Disc: pelvic discontinuity; HHS: Harris Hip Score; Merlé: modified Merlé D’Aubigné-Postel scale; N: hips included in the study after ruling out losses to follow-up due to causes unrelated to revision surgery; post: postoperative; pre: preoperative.

The most frequently reported complication in our study was aseptic loosening in 5.7% of cases. As mentioned above, this is mainly due to a deficit in bone stock which hinders both primary stability and subsequent osseointegration. This rate is slightly higher than that reported by other authors (Table 4), which may be because in our study only complex acetabular defects are studied, unlike those reported by other authors.

Therefore, we consider that because acetabular revision surgery in major bone defects is complex surgery and not free of complications, it should be performed by orthopaedic surgeons experienced in hip surgery and especially in the treatment of simple bone defects. As for the acetabular implant used in this series, we believe that its being a monobloc system improves the learning curve with respect to systems with independent cages and cups.

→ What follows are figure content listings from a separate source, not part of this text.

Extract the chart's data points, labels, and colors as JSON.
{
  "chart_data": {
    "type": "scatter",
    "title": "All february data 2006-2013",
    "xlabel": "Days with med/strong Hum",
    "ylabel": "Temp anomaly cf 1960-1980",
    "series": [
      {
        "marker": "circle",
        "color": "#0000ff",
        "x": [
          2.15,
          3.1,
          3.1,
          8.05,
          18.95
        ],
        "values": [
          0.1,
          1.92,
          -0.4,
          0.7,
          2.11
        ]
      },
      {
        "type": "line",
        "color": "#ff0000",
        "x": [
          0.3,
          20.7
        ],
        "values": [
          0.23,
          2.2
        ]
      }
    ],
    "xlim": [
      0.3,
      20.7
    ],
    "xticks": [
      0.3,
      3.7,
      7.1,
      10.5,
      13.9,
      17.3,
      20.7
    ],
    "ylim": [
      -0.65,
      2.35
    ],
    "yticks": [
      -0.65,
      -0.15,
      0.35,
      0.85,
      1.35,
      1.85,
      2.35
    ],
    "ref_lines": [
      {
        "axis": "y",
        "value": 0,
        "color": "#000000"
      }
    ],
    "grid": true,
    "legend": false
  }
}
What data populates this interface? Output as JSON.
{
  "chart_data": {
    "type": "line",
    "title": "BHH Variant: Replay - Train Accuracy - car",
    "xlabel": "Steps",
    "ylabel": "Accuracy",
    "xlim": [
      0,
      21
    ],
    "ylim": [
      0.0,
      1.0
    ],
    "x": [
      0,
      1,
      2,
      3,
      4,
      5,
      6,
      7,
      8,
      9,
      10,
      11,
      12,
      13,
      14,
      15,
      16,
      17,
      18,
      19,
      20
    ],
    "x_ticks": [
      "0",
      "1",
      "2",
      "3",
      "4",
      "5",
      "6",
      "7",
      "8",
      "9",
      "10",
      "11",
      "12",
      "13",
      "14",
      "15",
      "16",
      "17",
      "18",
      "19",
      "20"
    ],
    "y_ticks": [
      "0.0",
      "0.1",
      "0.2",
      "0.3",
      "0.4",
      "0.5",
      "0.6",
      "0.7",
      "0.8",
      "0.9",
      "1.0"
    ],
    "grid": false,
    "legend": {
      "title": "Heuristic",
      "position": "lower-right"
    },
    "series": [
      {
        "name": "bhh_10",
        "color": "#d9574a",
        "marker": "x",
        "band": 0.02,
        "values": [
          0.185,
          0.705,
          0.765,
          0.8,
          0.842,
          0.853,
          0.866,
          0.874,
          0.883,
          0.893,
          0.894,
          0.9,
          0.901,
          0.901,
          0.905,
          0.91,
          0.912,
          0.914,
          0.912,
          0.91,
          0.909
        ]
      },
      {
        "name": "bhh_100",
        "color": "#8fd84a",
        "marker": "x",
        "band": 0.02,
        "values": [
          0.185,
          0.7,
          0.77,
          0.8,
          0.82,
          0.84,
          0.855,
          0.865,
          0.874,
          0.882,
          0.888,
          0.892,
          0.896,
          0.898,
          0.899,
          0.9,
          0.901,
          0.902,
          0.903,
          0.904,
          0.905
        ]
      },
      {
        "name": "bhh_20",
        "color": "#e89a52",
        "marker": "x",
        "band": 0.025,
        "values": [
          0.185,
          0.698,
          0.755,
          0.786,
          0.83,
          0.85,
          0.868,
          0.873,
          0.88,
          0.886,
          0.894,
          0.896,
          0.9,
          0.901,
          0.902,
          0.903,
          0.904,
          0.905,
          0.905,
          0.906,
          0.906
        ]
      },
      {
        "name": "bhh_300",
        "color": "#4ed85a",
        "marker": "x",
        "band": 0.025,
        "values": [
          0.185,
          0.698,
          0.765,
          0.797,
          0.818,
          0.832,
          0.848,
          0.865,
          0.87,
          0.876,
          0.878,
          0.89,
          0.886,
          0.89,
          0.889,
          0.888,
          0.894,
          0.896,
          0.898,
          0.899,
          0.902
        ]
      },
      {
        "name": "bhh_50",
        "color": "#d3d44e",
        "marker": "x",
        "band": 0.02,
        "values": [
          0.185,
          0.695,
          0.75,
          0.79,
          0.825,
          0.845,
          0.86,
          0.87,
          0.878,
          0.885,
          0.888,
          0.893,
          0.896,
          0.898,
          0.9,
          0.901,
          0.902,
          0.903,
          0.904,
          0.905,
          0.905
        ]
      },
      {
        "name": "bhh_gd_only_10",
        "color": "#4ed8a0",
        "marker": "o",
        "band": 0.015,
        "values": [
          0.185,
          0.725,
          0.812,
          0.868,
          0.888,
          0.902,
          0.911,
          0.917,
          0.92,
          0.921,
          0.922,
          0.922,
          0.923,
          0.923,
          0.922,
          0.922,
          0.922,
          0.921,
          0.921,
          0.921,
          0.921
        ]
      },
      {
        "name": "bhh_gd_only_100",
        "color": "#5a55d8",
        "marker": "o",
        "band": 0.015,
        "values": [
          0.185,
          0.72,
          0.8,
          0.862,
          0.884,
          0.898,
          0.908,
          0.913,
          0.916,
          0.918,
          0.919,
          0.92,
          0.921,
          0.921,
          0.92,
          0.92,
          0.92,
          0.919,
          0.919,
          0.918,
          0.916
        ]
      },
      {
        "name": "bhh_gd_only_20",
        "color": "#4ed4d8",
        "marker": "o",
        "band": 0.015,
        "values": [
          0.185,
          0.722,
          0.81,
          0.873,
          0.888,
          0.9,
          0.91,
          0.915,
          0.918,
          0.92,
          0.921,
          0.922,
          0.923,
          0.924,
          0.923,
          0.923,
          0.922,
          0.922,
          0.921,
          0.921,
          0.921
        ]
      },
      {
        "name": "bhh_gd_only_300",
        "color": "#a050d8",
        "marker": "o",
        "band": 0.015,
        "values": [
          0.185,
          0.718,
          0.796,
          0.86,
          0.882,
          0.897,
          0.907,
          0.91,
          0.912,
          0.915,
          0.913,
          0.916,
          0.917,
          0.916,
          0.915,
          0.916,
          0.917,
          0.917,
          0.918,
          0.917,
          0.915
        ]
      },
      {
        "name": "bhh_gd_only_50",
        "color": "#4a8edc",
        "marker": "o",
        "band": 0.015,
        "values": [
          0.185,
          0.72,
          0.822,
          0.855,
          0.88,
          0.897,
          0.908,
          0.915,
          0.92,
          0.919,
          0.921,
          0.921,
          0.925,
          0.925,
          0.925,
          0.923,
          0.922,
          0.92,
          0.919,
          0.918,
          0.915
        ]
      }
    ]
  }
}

In terms of the limitations of our article, firstly, it is a retrospective descriptive study subject to the limitations inherent to this type of study. However, a comparative study between titanium and trabecular tantalum systems needs to be conducted, and between Cup-Cage implants and the other alternatives to reach more valuable conclusions. Furthermore, we believe that studies with longer follow-up periods are needed to corroborate the long-term usefulness of these implants. On the other hand, this is a series with few cases, as only patients with major acetabular defects are assessed. However, it should be noted that the present study is one of the series with the most cases of complex acetabular defects available in the literature.

Conclusion

To conclude, considering that revision surgery in major acetabular defects is technically very demanding, and analysing the data obtained and comparing them with those published by other authors, we believe that the use of Cup-Cage type trabecular titanium implants could be a valid option in acetabular revision surgery for complex acetabular defects due to their good primary fixation and osseointegration, with satisfactory clinical-radiological outcomes, and satisfactory results in terms of complications and implant survival in the medium term.

Level of evidence

Level of evidence IV.

Funding

The authors declare that they received no funding to conduct this research study.

Conflict of interests

The authors have no conflict of interest to declare.

Right to privacy and informed consent

The authors have obtained informed consent from the patients and/or subjects referred to in the article. This document is held by the corresponding author.

Ethics Committee Approval

Approved by the Ethics Committee for Research with Medicines. Consorcio Hospital General de Valencia.